I just thought it was a thread asking for ideas on activities that quieter types might enjoy. No idea why it veered off the way it did 🤷‍♀️

CarSeatNeeded · 18/08/2023 17:42

A lot of the local curry places open for Christmas lunch around here. Would something like that appeal to you and your sons?

Charrington · 18/08/2023 18:31

What are the natural focal points in your day? Opening gifts, breakfast, cooking/eating lunch/dinner, Christmas tv, walk, church?

Whatever those things are for your house, could you have a think about how he fits in. Does he have a favourite food, can he make a particular sauce, could he get a fire going in the living room? If he likes gaming could he organise a game everyone could play? If he’s a reader, could everyone get a new book and chocolate and curl up and read after dinner? If he liked Lego could you incorporate it in the Christmas crackers.

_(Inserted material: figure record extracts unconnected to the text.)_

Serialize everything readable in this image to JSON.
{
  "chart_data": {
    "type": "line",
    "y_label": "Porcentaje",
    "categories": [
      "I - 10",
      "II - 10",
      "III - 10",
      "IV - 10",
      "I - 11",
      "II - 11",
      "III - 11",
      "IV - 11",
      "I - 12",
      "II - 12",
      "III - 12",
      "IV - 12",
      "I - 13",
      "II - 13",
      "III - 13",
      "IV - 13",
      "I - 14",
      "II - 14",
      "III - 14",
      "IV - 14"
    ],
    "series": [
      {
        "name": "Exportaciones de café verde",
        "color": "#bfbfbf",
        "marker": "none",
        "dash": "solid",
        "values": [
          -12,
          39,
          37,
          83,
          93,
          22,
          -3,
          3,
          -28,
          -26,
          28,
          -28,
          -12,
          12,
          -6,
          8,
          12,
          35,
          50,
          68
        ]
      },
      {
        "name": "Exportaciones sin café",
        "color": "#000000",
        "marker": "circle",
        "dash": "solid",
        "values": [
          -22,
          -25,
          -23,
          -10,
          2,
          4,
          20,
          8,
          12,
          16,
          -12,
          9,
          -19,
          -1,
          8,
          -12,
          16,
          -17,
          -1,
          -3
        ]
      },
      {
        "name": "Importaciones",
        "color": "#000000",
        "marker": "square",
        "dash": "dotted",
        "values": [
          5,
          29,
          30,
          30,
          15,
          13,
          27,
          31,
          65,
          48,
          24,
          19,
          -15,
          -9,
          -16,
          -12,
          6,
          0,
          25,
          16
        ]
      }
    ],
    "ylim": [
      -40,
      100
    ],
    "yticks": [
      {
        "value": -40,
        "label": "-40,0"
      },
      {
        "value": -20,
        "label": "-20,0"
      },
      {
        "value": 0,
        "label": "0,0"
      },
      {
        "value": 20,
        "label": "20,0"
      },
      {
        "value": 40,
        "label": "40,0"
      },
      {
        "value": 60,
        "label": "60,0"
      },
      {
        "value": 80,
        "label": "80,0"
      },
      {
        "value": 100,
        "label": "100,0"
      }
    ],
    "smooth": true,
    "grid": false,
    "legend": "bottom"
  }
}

They are probably not great examples - but what I’m trying to convey is finding ways to nurture and celebrate who he is and his natural way of being.

It sounds like you might need to organise a couple of fun nights out for yourself before and after because your needs are important too.

Stompythedinosaur · 21/08/2023 20:19

I agree with pps that structure can really help. Board games and a film together, maybe a walk if your ds would consider it.

In the nicest way, is there any chance of getting shot of your dps and encouraging them to go to your dsis? I wonder if the day might be nicer with just you and your ds to think about?

Verilyshesaid · 21/08/2023 20:34

Sorry for your loss op.

I wouldn’t go for organised games at all. Maybe a walk would be the extent of organised activities.

I think in your shoes I would treat my ds as an ally and ask him to help you make Christmas with your dps a bit more bearable. Ask him for suggestions?

So come to an agreement with him about what food he would like and if it’s beef curry then go for that. Put him in charge of serving alcohol or making a fire or making cocktails or something. And build in elements that you enjoy too. Don’t feel you have to make everything nice for everyone else and ignore your own enjoyment.

I’m sure the house wouldn’t fall down if you sneaked out for an hour in the afternoon to see a friend for example and left everyone to it. Would your ds2 be ok being left with his gps for a bit? That’s the joy of having older dc surely?

Enoughnowbrandon · 21/08/2023 22:45

I'm autistic and I would enjoy word games or a crossword together, that sort of thing. I love playing Articulate. I also would enjoy going for a Christmas walk and watching a programme or film together, if it were one everyone enjoyed. Comedy can be good for bonding and a feeling of togetherness.
I'm sorry your son experienced significant trauma.
.

Enoughnowbrandon · 21/08/2023 22:48

But now I've realised I don't really understand your question sorry. Did you want ideas to make it more enjoyable for you or for your son or for your parents?